Prime à la performance : une politique de la médiocrité

Patrick Dubreil
Médecin généraliste

        1. « Quand le sage montre la lune, l’idiot regarde le doigt. »
        2. Proverbe chinois.

Comme chaque année, la Cour des comptes vient de rendre son verdict : pour 2010, le déficit de la Sécurité sociale avoisine les 30 milliards d’euros, niveau historique atteint. L’endettement de la Sécu atteint, lui, 136 milliards d’euros.
Le gouvernement, dans son plan de rigueur, taxe à nouveau les complémentaires qui devront désormais payer 13,27 euros à l’État sur 100 euros de cotisation perçue. Celles-ci ne pourront que répercuter cette nouvelle taxe sur le prix de leur couverture santé.
Le gouvernement tente de rendre fatal aux yeux du public ce trou qu’il qualifie d’« abyssal » afin de mieux préparer les citoyens à la privatisation des retraites ou de l’Assurance maladie. Pourtant, le besoin de financement des comptes sociaux est criant face aux inégalités croissantes en France.
La médecine générale et la protection sociale n’échappent plus à la réduction drastique des dépenses publiques, alors que toutes les études montrent que, plus ces dépenses sont importantes, moins les dépenses de santé le sont.
Comment croire, alors, que la convention médicale signée cet été par l’Assurance maladie et les syndicats libéraux de médecins [1] soit un progrès social pour les médecins généralistes et l’ensemble de la population ? Quelques acquis sur la protection sociale des généralistes semblent préservés (retraite, statut des femmes), mais jusqu’à quand ? Cette concession a-t-elle servi de monnaie d’échange pour mieux faire avaler la pilule de la prime à la performance, habilement habillée en 13e mois, qualifiée d’outil d’amélioration de la santé publique ?
La manipulation est habile, elle n’en est pas moins perverse :
– Pourquoi demander aux généralistes d’être performants, alors que leur qualification, leur formation ou leur indépendance devraient être les garants de la qualité des soins ?

– Pourquoi faire confiance à ces objectifs de performance alors qu’ils ont été imposés sans négociations ? Quelle en est la validité en termes d’indépendance des auteurs et de qualité des soins ?

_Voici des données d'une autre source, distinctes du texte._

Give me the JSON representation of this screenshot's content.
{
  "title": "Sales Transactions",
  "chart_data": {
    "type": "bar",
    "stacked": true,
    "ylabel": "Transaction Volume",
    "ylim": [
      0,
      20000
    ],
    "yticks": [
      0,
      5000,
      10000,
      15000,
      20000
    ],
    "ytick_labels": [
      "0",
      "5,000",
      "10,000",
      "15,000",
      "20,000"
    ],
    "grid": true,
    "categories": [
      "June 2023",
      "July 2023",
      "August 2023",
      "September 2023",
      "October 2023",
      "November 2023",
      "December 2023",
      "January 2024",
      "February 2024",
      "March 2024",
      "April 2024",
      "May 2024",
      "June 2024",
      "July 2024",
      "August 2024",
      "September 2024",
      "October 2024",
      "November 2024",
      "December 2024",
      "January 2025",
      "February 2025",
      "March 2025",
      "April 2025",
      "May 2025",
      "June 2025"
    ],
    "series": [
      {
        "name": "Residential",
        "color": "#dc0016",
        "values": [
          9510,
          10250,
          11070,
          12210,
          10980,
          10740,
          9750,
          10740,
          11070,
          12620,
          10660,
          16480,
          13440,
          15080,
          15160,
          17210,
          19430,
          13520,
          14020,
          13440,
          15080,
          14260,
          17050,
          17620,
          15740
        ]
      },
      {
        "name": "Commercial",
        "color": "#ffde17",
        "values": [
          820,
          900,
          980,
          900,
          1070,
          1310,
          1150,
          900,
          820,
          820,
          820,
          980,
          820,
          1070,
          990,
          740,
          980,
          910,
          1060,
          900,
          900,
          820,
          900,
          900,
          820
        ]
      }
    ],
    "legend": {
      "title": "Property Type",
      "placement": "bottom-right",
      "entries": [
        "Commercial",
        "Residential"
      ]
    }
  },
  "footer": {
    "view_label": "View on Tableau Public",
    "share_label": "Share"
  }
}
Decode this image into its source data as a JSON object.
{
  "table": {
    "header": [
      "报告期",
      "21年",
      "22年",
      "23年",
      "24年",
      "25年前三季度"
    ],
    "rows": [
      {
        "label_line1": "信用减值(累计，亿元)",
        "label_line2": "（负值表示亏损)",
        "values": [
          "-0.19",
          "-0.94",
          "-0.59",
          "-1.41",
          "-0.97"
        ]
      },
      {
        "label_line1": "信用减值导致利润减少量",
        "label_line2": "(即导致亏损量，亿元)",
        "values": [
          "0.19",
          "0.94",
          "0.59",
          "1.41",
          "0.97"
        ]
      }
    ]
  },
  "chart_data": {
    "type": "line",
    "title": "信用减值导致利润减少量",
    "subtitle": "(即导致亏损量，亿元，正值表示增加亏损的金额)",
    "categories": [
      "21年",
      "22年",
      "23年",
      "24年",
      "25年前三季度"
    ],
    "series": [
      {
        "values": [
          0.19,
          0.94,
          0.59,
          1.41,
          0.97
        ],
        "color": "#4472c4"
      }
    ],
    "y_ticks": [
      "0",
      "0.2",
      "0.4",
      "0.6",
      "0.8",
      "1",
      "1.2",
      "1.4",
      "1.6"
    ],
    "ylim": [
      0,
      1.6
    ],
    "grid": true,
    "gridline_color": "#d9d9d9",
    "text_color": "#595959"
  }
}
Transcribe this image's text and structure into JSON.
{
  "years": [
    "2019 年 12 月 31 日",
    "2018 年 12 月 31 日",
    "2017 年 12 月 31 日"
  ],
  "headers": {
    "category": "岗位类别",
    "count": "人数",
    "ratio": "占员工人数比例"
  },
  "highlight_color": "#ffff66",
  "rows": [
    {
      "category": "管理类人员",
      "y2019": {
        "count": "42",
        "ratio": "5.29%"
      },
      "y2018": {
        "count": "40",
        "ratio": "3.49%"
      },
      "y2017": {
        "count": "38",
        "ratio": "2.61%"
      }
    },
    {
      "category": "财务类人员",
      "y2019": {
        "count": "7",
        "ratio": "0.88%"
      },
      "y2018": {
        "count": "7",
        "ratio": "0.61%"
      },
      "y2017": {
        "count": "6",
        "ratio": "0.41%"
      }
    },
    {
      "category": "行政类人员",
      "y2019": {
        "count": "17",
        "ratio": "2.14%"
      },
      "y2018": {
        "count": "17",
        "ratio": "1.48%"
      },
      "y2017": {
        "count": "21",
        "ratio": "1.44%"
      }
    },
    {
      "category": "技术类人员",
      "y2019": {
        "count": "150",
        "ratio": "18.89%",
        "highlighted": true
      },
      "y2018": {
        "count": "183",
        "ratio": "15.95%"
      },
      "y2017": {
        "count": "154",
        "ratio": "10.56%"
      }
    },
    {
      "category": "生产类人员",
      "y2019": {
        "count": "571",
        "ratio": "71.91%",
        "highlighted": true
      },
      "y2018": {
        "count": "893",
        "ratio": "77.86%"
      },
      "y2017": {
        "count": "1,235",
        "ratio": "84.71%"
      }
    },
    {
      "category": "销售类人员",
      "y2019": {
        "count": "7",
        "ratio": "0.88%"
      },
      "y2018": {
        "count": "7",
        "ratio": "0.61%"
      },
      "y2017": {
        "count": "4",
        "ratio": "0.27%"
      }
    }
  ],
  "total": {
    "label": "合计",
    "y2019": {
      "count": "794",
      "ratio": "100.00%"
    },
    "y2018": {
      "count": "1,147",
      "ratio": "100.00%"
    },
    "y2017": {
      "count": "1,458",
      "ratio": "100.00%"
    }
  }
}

– Le dogme de la performance individuelle prédomine alors que l’organisation du système de soins et des pratiques professionnelles a plus que jamais besoin d’être pensée collectivement.

– Dorénavant, les médecins généralistes deviennent dépendants de l’Assurance maladie, elle-même déjà dépendante du pouvoir politique, dans un rapport très inégalitaire. L’individu se retrouve face à un « employeur » qui détient toutes les données statistiques qui lui permettent de le juger et donc de le contraindre sur le plan économique et professionnel. Le véritable enjeu est que ce texte prépare progressivement la soumission de la médecine générale et de la population aux organismes privés. Le conflit d’intérêts est patent. Quand le financeur devient privé, le système fonctionne au profit de son intérêt propre. On connaît le résultat, notamment aux États-Unis. C’est ce danger qu’il faut expliquer et dénoncer en direction des citoyens.
La tâche s’annonce rude car si, selon le fameux proverbe chinois, le sage montre la lune, actuellement la population atomisée regarde le doigt et le généraliste, formaté et signataire de la convention, regarde son nombril, sans imaginer que d’autres voies sont possibles.
Cette convention sortira-t-elle de sa confidentialité corporatiste ? Qui tentera de la hisser dans le débat public ? Au-delà, parviendrons-nous, ensemble, à décrocher la lune afin de fuir l’enfer des inégalités, et tenter d’atteindre l’égalité et la solidarité, seuls garants de la civilisation ?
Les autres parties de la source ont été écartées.